Spitfire takes to the skies 71 years after leaving Hornchurch RAF
PUBLISHED: 18:00 07 September 2011
A Second World War Spitfire that lay buried under a Calais beach for more than four decades has again taken to the skies in a historic flight last week.
It was a touching moment for the team behind the multimillion pound restoration of the plane, which made its last fateful flight from Hornchurch Aerodrome on May 24, 1940.
With Pilot Officer Peter Cazenove at the helm, the P9374 Mk1 Spitfire had taken off from the former RAF Hornchurch with the 92 Squadron, headed for the Dunkirk evacuation.
But just before reaching the French coast the squadron ran into German aircraft, which shot down Cazenove’s Spitfire.
The pilot managed to make an emergency landing on a beach near Calais, then still in Allied hands.
The Spitfire landed wheels-up, with Cazenove walking away unharmed only to be captured by advancing Germans soon after.
Cazenove was to be a prisoner of war for the next five years and even involved in some of the planning for The Great Escape – made famous by the 1963 film of the same name.

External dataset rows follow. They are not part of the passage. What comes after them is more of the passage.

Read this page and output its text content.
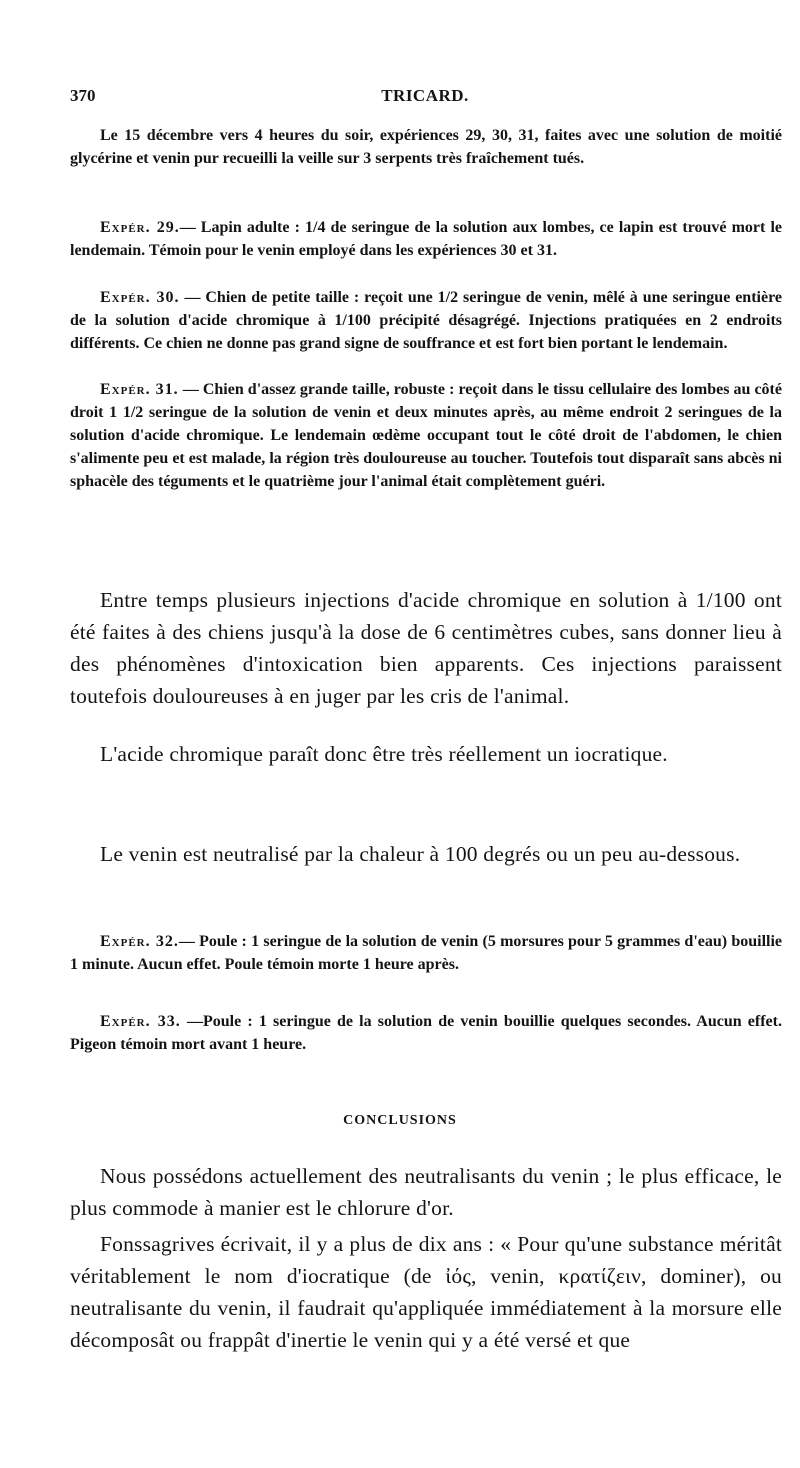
370	TRICARD.

Le 15 décembre vers 4 heures du soir, expériences 29, 30, 31, faites avec une solution de moitié glycérine et venin pur recueilli la veille sur 3 serpents très fraîchement tués.

Expér. 29.— Lapin adulte : 1/4 de seringue de la solution aux lombes, ce lapin est trouvé mort le lendemain. Témoin pour le venin employé dans les expériences 30 et 31.

Expér. 30. — Chien de petite taille : reçoit une 1/2 seringue de venin, mêlé à une seringue entière de la solution d'acide chromique à 1/100 précipité désagrégé. Injections pratiquées en 2 endroits différents. Ce chien ne donne pas grand signe de souffrance et est fort bien portant le lendemain.

Expér. 31. — Chien d'assez grande taille, robuste : reçoit dans le tissu cellulaire des lombes au côté droit 1 1/2 seringue de la solution de venin et deux minutes après, au même endroit 2 seringues de la solution d'acide chromique. Le lendemain œdème occupant tout le côté droit de l'abdomen, le chien s'alimente peu et est malade, la région très douloureuse au toucher. Toutefois tout disparaît sans abcès ni sphacèle des téguments et le quatrième jour l'animal était complètement guéri.

Entre temps plusieurs injections d'acide chromique en solution à 1/100 ont été faites à des chiens jusqu'à la dose de 6 centimètres cubes, sans donner lieu à des phénomènes d'intoxication bien apparents. Ces injections paraissent toutefois douloureuses à en juger par les cris de l'animal.

L'acide chromique paraît donc être très réellement un iocratique.

Le venin est neutralisé par la chaleur à 100 degrés ou un peu au-dessous.

Expér. 32.— Poule : 1 seringue de la solution de venin (5 morsures pour 5 grammes d'eau) bouillie 1 minute. Aucun effet. Poule témoin morte 1 heure après.

Expér. 33. —Poule : 1 seringue de la solution de venin bouillie quelques secondes. Aucun effet. Pigeon témoin mort avant 1 heure.

CONCLUSIONS

Nous possédons actuellement des neutralisants du venin ; le plus efficace, le plus commode à manier est le chlorure d'or.

Fonssagrives écrivait, il y a plus de dix ans : « Pour qu'une substance méritât véritablement le nom d'iocratique (de ἰός, venin, κρατίζειν, dominer), ou neutralisante du venin, il faudrait qu'appliquée immédiatement à la morsure elle décomposât ou frappât d'inertie le venin qui y a été versé et que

Meanwhile, his spitfire was left to sink forgotten into the sand for the next 40 years…until a chance discovery in 1980 that would ultimately see it take to the skies once more.
After being recovered by military aircraft enthusiasts, the plane was later sold to a multibillionaire American collector.
The collector invested millions restoring P9374, with the plane finally making two successful 15minute test flights last Thursday and Friday in Duxford, near Cambridge.
It’s the first time P9374 has flown in 71 years, making it the world’s oldest surviving airworthy Mk1 Spitfire.
Unfortunately, the special flight will never be seen by Cazenove who passed away just weeks before the spitfire was discovered.
According to military historian Andy Saunders, who has written a book on P9374 to be released by Grub Street publishers at the end of the year, Cazenove even said to his wife ‘I wonder what ever happen to my spitfire,’ not long before passing away.
Mr Saunders told the Recorder: “The engineering that’s gone into recreating it is astonishing. It’s a huge development done by somebody with huge enthusiasm and deep pockets.”